Kasich Not Ruling out Presidential Run

Gives Trump an ‘incomplete’ on three-month report card

Ohio Gov. John Kasich did not rule out another presidential run (Michael Bonfigli/The Christian Science Monitor)

Ohio Gov. John Kasich on Friday refused to rule out running for president on Friday but said it’s “unlikely.”

“In terms of politics, I don’t know what the future brings, but I know it’s in front of me,” Kasich told reporters at a Christian Science Monitor breakfast in Washington.

Kasich said that even after he leaves the governorship, he plans to raise money and keep a team of advisers and consultants in place so that he can remain active politically and vocal on policy issues. But he insisted that that effort, and the new book he’s now promoting, is not to set up a presidential bid.

While Kasich has spoken at length about the GOP diverging from his own views, he reiterated Friday that he’s still a Republican.

“I’m not giving up on my party,” he said. But he believes the political landscape is changing with the rise of independents and that a well-funded independent could win the presidency.

Asked to grade President Donald Trump’s first three months, the frequent Trump critic gave him an “incomplete.” Kasich has met with Trump in the Oval Office and sounded slightly more sympathetic to a president who has no legislative accomplishments to speak of so far.

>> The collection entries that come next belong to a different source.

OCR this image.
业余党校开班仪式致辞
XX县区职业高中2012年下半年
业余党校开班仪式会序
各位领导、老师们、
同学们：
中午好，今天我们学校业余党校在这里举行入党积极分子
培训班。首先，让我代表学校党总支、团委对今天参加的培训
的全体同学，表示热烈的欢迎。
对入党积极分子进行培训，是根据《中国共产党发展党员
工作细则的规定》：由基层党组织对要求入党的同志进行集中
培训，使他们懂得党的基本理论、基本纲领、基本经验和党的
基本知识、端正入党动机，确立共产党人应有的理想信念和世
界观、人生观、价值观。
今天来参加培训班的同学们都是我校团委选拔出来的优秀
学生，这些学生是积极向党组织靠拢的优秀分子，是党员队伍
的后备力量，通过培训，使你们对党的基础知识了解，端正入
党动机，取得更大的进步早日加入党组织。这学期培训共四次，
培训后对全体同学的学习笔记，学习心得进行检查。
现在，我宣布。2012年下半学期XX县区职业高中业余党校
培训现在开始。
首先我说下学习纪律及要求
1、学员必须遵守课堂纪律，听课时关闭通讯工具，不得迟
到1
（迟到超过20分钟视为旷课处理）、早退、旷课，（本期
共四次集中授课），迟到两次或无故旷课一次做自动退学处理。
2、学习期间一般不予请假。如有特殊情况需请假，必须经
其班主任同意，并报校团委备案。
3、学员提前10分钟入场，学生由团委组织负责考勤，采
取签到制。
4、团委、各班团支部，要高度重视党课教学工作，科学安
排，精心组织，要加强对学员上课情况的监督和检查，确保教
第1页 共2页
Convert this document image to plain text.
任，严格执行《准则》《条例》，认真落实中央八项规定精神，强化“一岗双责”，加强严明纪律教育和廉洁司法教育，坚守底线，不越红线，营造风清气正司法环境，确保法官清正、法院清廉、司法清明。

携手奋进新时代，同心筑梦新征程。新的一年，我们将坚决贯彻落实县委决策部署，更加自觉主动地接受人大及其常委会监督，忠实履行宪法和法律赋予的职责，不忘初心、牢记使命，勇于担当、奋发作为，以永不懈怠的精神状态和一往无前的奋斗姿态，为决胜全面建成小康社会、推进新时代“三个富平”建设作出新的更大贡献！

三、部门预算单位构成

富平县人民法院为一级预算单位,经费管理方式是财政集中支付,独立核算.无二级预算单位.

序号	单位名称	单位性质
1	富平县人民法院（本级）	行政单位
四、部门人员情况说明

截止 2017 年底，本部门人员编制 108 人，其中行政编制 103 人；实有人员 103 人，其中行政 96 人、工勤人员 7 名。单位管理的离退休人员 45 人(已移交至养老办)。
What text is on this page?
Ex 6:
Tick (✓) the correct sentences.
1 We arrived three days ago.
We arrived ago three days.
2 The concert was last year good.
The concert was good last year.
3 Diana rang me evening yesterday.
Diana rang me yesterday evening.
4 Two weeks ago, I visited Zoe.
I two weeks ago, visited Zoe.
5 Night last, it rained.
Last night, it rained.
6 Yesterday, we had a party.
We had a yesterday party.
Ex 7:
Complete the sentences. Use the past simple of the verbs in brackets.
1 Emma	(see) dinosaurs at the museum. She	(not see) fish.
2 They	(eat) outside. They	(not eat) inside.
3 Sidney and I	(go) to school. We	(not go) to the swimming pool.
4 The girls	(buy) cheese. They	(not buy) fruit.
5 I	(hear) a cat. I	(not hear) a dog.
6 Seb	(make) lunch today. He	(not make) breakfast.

“I told him I didn’t have a great 100 first days when I was governor. You gotta give him time,” Kasich said. “But I happen to believe he doesn’t really care what the plan is,” Kasich said.

“He’s beginning to realize he actually has a board of directors made up of 435 and 100,” Kasich said. The Ohio governor remains opposed to health care proposals from House Republicans that he believes would “take health care away from millions of people.”

On foreign policy, Kasich advocated “taking out” the North Korean leadership. “The North Korean top leadership has to go,” he said.

“I don’t want to say anymore than that, but that’s what I believe we need to do, as opposed to a full military strike,” Kasich said.